I have no doubt that these findings could exacerbate polio eradication goals, but I think the more important question is whether they will do anything to challenge the political will to address these basic infrastructure issues? Or will the debate — as usual — end up in a quagmire of Muslim/Christian accusations?
http://www.tuskegee.edu/Global/Story.asp?s=1207598
I think the mistrust is worldwide and not related only to religion. It is also related to the race, socioeconomic state,….
I remember this study done for follow up of syphilis over decades in America. Finally, a group was not treated intentionally, and given just placebo. This is mistrust due to race.
In Nigeria, I have no full data to know if it is related to religion or no. but taking the same principle, who could believe untruthful health care researchers again?
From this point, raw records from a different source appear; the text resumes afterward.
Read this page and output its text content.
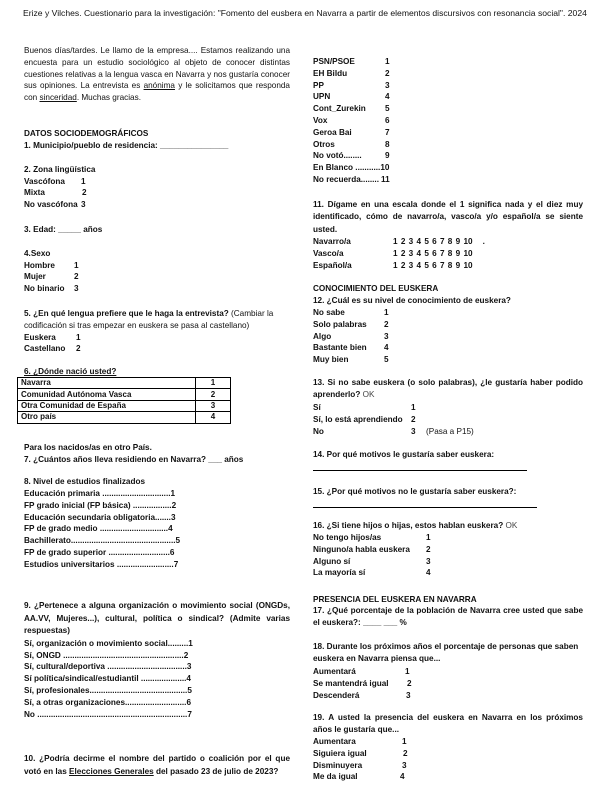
Erize y Vilches. Cuestionario para la investigación: "Fomento del eusbera en Navarra a partir de elementos discursivos con resonancia social". 2024
Buenos días/tardes. Le llamo de la empresa.... Estamos realizando una encuesta para un estudio sociológico al objeto de conocer distintas cuestiones relativas a la lengua vasca en Navarra y nos gustaría conocer sus opiniones. La entrevista es anónima y le solicitamos que responda con sinceridad. Muchas gracias.
DATOS SOCIODEMOGRÁFICOS
1. Municipio/pueblo de residencia: _______________
2. Zona lingüística
Vascófona	1
Mixta	2
No vascófona 3
3. Edad: _____ años
4.Sexo
Hombre	1
Mujer	2
No binario	3
5. ¿En qué lengua prefiere que le haga la entrevista? (Cambiar la codificación si tras empezar en euskera se pasa al castellano)
Euskera	1
Castellano	2
6. ¿Dónde nació usted?
Navarra	1
Comunidad Autónoma Vasca	2
Otra Comunidad de España	3
Otro país	4
Para los nacidos/as en otro País.
7. ¿Cuántos años lleva residiendo en Navarra? ___ años
8. Nivel de estudios finalizados
Educación primaria .............................. 1
FP grado inicial (FP básica) ................. 2
Educación secundaria obligatoria....... 3
FP de grado medio .............................. 4
Bachillerato.............................................. 5
FP de grado superior ........................... 6
Estudios universitarios ......................... 7
9. ¿Pertenece a alguna organización o movimiento social (ONGDs, AA.VV, Mujeres...), cultural, política o sindical? (Admite varias respuestas)
Sí, organización o movimiento social......... 1
Sí, ONGD ..................................................... 2
Sí, cultural/deportiva ................................... 3
Sí política/sindical/estudiantil .................... 4
Sí, profesionales........................................... 5
Sí, a otras organizaciones........................... 6
No .................................................................. 7
10. ¿Podría decirme el nombre del partido o coalición por el que votó en las Elecciones Generales del pasado 23 de julio de 2023?
PSN/PSOE	1
EH Bildu	2
PP	3
UPN	4
Cont_Zurekin	5
Vox	6
Geroa Bai	7
Otros	8
No votó........	9
En Blanco ........... 10
No recuerda........ 11
11. Dígame en una escala donde el 1 significa nada y el diez muy identificado, cómo de navarro/a, vasco/a y/o español/a se siente usted.
Navarro/a	1 2 3 4 5 6 7 8 9 10 .
Vasco/a	1 2 3 4 5 6 7 8 9 10
Español/a	1 2 3 4 5 6 7 8 9 10
CONOCIMIENTO DEL EUSKERA
12. ¿Cuál es su nivel de conocimiento de euskera?
No sabe	1
Solo palabras	2
Algo	3
Bastante bien	4
Muy bien	5
13. Si no sabe euskera (o solo palabras), ¿le gustaría haber podido aprenderlo? OK
Sí	1
Sí, lo está aprendiendo	2
No	3	(Pasa a P15)
14. Por qué motivos le gustaría saber euskera:
15. ¿Por qué motivos no le gustaría saber euskera?:
16. ¿Si tiene hijos o hijas, estos hablan euskera? OK
No tengo hijos/as	1
Ninguno/a habla euskera	2
Alguno sí	3
La mayoría sí	4
PRESENCIA DEL EUSKERA EN NAVARRA
17. ¿Qué porcentaje de la población de Navarra cree usted que sabe el euskera?: ____ ___ %
18. Durante los próximos años el porcentaje de personas que saben euskera en Navarra piensa que...
Aumentará	1
Se mantendrá igual	2
Descenderá	3
19. A usted la presencia del euskera en Navarra en los próximos años le gustaría que...
Aumentara	1
Siguiera igual	2
Disminuyera	3
Me da igual	4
As an African doctor, I can tell you some people do not trust health care givers esp. foreigners. Lack of ethics is one reason. Whatever it is well known vaccine or new one. Tell me where you are doing your first trials.
As I understand it, we switched to IPV when it became clear that the only polio we saw in the USA was vaccine-induced by the live, attenuated virus.
I don’t know where Africa stands with polio. Is there any polio from wild virus anymore? Maybe they need IPV too.
Is there any information on a possible adverse effect of the seasonal and/or H1N1 vaccine on persons who had polio in childhood (ages 3 and 10) and in their 60s now? The polio treatment in early 50s was B-vitamin shots and combination of traditional and folk medicine.